Я все еще лежал в этом счастливом оцепенении, когда до меня донеслось «тук-тук-тук», приближавшееся по коридору. Я сразу опознал в этих звуках шаги кого-то любимого и давно покинутого — какого-то старого друга. Эмоции, что дремали долгие годы, всколыхнулись во мне и заполнили меня радостью. Он подходил все ближе, и с каждым его шагом я становился все радостнее. И вот он был прямо перед ванной, у самого входа. С переполненным сердцем я ждал, затаив дыхание, но он почему-то не входил. Лишь настойчиво доносились шаги: тук... тук... тук...

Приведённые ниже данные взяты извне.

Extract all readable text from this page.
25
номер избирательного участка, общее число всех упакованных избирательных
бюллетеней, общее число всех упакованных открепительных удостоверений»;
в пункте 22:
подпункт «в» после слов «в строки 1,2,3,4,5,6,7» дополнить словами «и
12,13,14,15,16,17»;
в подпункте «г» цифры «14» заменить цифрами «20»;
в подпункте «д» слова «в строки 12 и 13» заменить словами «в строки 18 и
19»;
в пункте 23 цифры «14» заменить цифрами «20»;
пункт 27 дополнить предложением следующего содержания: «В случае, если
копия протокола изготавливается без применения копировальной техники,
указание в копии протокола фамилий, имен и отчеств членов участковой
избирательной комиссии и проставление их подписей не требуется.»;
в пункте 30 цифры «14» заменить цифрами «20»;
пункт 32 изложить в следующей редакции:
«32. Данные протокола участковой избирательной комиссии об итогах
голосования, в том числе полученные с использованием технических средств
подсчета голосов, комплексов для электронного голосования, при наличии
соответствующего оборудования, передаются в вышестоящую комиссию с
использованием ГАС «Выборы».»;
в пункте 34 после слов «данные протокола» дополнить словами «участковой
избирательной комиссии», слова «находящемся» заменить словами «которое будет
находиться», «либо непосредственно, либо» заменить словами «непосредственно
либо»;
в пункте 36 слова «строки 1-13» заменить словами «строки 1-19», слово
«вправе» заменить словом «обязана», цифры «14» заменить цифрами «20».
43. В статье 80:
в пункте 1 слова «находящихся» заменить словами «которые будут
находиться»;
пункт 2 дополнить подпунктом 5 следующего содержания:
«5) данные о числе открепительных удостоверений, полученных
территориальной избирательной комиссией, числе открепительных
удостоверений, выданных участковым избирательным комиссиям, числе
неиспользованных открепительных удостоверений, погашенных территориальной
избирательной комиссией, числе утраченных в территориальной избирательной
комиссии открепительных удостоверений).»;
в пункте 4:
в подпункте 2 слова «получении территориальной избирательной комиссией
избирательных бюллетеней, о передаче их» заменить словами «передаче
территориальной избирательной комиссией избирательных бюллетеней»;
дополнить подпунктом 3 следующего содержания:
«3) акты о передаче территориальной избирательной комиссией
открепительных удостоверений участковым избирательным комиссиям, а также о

Кажется, я сказал: «Откройте дверь».
Я открыл глаза и смотрел, как шаги медленно преображаются в звук подтекающего крана. Ударяясь о воду, каждая капля издавала звон, пуская круги ряби на поверхности. Я выкарабкался из ванны, все еще одурманенный, и чуть ли не бросился к двери, но, еще не взявшись за ручку, я знал, что никого там не увижу.
Вернулся в ванну и протомился там довольно долго, готовый заплакать оттого, что мне не удалось воссоединиться с обладателем шагов, и в то же время полный любопытства, кому бы они могли принадлежать.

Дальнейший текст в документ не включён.